The producer config will initially not be changed unless we decide to include a non-transparent version of the encryption code in the initial release.
As mentioned in the introduction, please keep discussion on the mailing list instead of the wiki, however I felt that it would be beneficial to track points that are still in need of clarification here, as I suspect discussion might be somewhat extensive around this KIP.
The ability to roll over Topic Keys is useful to have as stated - do we initially want to include version recognition for the KMS and use functionality to reencrypt keys where supported?
I have proposed to simply encrypt the binary representation of the unencrypted message and use this as the payload in a new message wrapping the encrypted message. This way we can keep the original message unchanged and do not need to come up with a complex method of encrypting payload, header, etc. separately.

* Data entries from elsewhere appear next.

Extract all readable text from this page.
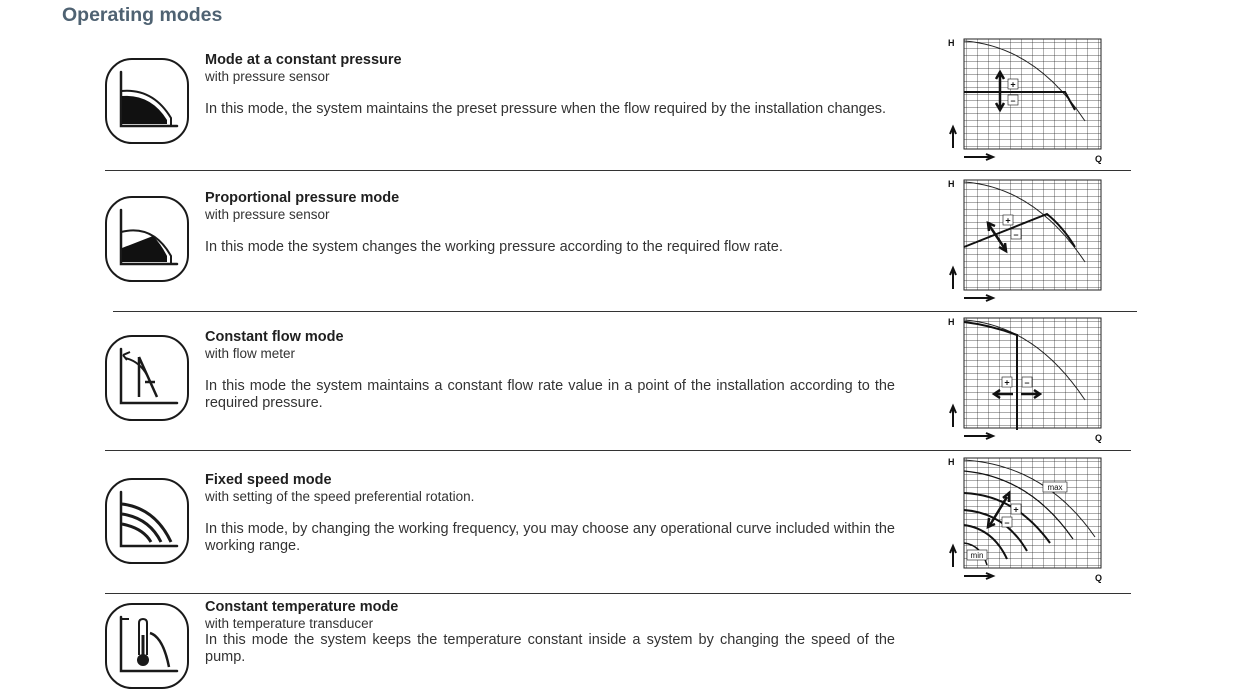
Operating modes
Mode at a constant pressure
with pressure sensor
In this mode, the system maintains the preset pressure when the flow required by the installation changes.
+
–
H
Q
Proportional pressure mode
with pressure sensor
In this mode the system changes the working pressure according to the required flow rate.
+
–
H
Constant flow mode
with flow meter
In this mode the system maintains a constant flow rate value in a point of the installation according to the required pressure.
+ –
H
Q
Fixed speed mode
with setting of the speed preferential rotation.
In this mode, by changing the working frequency, you may choose any operational curve included within the working range.
+
–
max
min
H
Q
Constant temperature mode
with temperature transducer
In this mode the system keeps the temperature constant inside a system by changing the speed of the pump.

Is this a method that people can get behind or should we rethink this approach to do something "cleaner"? This approach might present a compatibility issue in certain scenarios where someone sends messages in an older wire format than the broker is using for on-disk storage as specified by log.message.format.version. The broker would convert the message before storing it on disk, however it would not be able to convert the encrypted record contained within, thus there is a potential for records coming out of a cluster in an older wire format than one would expect. I'm not sure that this would actually create issues in practice as the record would still contain the correct magic byte for version detection. A potential issue I could think of is when the difference in versions becomes so large that the consumer does not support the version of the encrypted message anymore, but this seems like a bit of a stretch.
Compatibility, Deprecation, and Migration Plan
The initial idea was to offer a second alternative for configuring encryption without broker changes by adding parameters to the client libraries. However, this would necessitate storing keys somewhere, passing them into the clients and manually performing rollovers - all of which would encourage insecure behavior and provide a false sense of security to the end user. The decision was for this KIP to focus on providing a proper implementation with all these features.
Keys will not be stored as part of the message as this would invoke a very large overhead. For Hadoop the key is stored in the metadata of each file, which is a feasible approach for large files. For Kafka a message is usually quite small, so the key might actually end up being bigger than the message itself.
Key Retrieval from the storage topic will not be implemented in the client code by simply subscribing to the keys topic to limit network activity and enable applying ACLs to key retrieval requests. KMS also authorizes requests, but there is no reason to have the keys topic world readable and allow everybody to retrieve all encrypted keys at his leisure.